Os criminosos e indigentes são os outros?
- Prendam os estrangeiros (negros, muçulmanos, mexicanos ou ciganos) e tirem-lhes todas as prestações sociais!
O desemprego e os baixos salários são provocados pelos imigrantes?
- Há que correr com eles e fechar as fronteiras!
As empresas fecham?
- Acabe-se com as importações e a liberdade de circulação de mercadorias!
Os brevíssimos primeiros seis meses da presidência de Donald Trump nos Estados Unidos da América são a mais cabal demonstração da inconsequência das receitas populistas. Trump ganhou a chefia do Governo, tem a maioria dos deputados na Câmara dos Representantes e no Senado, mas não conseguiu até agora cumprir nenhuma das suas promessas: os mexicanos, naturalmente, recusaram pagar o muro que ele queria construir na fronteira, não há mais emprego, não melhoram os salários, não acabou com o serviço de cuidados de saúde criado por Barak Obama, nem a proibição de entrada de muçulmanos no país está a funcionar como ele tinha prometido. Entretanto, vende armas à Arábia Saudita, ameaça o Irão, bombardeia o Iémen e a Síria, e enreda-se numa intriga de cumplicidades com os piratas informáticos russos por supostas interferências que teriam favorecido a sua vitória sobre Hillary Clinton! Felizmente, na Europa, a extrema-direita populista não conseguiu os resultados eleitorais que esperava. Só conseguiu fazer aprovar a saída do Reino Unido da União Europeia e, no mínimo, só podemos concluir, até agora, que as coisas não estão a correr nada bem, nem para os britânicos nem para o Partido Conservador.

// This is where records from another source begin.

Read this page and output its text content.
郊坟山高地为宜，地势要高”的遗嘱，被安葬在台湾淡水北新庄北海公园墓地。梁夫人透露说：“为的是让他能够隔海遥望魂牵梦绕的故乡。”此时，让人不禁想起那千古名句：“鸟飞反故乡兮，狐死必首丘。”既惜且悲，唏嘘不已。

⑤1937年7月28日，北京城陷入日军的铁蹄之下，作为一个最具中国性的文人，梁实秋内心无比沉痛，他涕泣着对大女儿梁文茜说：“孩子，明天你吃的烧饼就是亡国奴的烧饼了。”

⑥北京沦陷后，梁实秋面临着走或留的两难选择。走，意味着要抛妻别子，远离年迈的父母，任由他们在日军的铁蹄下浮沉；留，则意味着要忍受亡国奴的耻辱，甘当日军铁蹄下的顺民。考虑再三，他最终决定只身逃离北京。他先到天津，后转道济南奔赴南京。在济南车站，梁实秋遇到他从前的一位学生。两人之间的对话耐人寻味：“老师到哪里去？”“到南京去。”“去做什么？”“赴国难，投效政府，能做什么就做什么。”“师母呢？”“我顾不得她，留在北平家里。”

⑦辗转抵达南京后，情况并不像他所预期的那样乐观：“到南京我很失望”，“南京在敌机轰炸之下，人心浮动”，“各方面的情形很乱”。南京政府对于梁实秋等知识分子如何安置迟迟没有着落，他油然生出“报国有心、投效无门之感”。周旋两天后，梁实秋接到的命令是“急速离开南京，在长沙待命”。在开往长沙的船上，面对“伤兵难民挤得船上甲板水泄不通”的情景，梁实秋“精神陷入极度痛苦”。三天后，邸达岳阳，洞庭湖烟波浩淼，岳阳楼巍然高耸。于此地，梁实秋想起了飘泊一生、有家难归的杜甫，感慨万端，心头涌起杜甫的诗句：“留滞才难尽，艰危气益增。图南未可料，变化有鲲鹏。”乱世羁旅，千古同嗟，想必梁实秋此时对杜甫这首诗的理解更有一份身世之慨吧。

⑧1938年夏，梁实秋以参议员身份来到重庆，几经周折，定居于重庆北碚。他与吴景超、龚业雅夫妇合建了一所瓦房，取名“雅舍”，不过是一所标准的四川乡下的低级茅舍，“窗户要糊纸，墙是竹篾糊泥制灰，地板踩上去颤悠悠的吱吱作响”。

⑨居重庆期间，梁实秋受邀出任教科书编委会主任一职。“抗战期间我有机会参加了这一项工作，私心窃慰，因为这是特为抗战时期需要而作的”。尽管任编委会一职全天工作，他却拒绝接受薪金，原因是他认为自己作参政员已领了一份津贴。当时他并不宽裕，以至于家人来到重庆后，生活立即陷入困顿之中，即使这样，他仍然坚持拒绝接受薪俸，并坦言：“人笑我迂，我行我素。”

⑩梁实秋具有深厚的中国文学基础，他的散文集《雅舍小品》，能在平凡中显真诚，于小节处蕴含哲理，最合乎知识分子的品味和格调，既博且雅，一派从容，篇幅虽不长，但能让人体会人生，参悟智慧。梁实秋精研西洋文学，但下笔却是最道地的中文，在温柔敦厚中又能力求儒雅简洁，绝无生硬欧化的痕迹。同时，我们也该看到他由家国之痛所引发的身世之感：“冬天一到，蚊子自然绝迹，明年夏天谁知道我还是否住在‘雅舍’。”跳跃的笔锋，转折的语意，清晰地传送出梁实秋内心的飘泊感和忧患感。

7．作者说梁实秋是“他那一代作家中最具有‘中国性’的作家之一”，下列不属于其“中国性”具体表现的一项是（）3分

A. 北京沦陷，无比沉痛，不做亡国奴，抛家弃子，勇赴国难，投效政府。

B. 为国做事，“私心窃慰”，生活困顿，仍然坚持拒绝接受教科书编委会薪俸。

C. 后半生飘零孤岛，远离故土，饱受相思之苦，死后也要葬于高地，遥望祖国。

Em Portugal, o populismo contemporâneo é intrinsecamente reacionário. Nos últimos 200 anos, atingiu a sua expressão mais espetacular com a Revolta da Maria da Fonte, pouco depois do fim da guerra civil que inaugurou a era constitucional. A revolta explodiu com a proibição dos enterramentos no interior das igrejas e a criação do registo civil que obrigava ao registo das propriedades, o que ficou conhecido como as "papeletas da roubalheira" - porque temiam, não sem alguma razão, que lhes tirassem as terras e os direitos herdados dos seus avós. Descontada a queda do Governo dos Cabrais, a Maria da Fonte, jamais identificada, acabou sem produzir qualquer alteração política significativa.
O populismo exprime sentimentos de perda e de exclusão, a perceção da coesão do grupo como imperativo de sobrevivência, a busca de refúgio nos valores mais arcaicos. O racismo, o chauvinismo, a xenofobia são instrumentos de arregimentação e manipulação deliberada destes sentimentos, por assim dizer, espontâneos. Os canalhas que deliberadamente abusam desses sentimentos para obter notoriedade ou conquistar a adesão aos seus projetos de poder não merecem o menor respeito nem consideração. Estranho, por este motivo, a benevolência de comentadores oficiosos. Escandaliza-me "o silêncio de chumbo" sobre a esquadra da Cova da Moura. E rejeito, absolutamente, a cumplicidade promíscua da direção do partido que apoia o deplorável candidato à Câmara de Loures.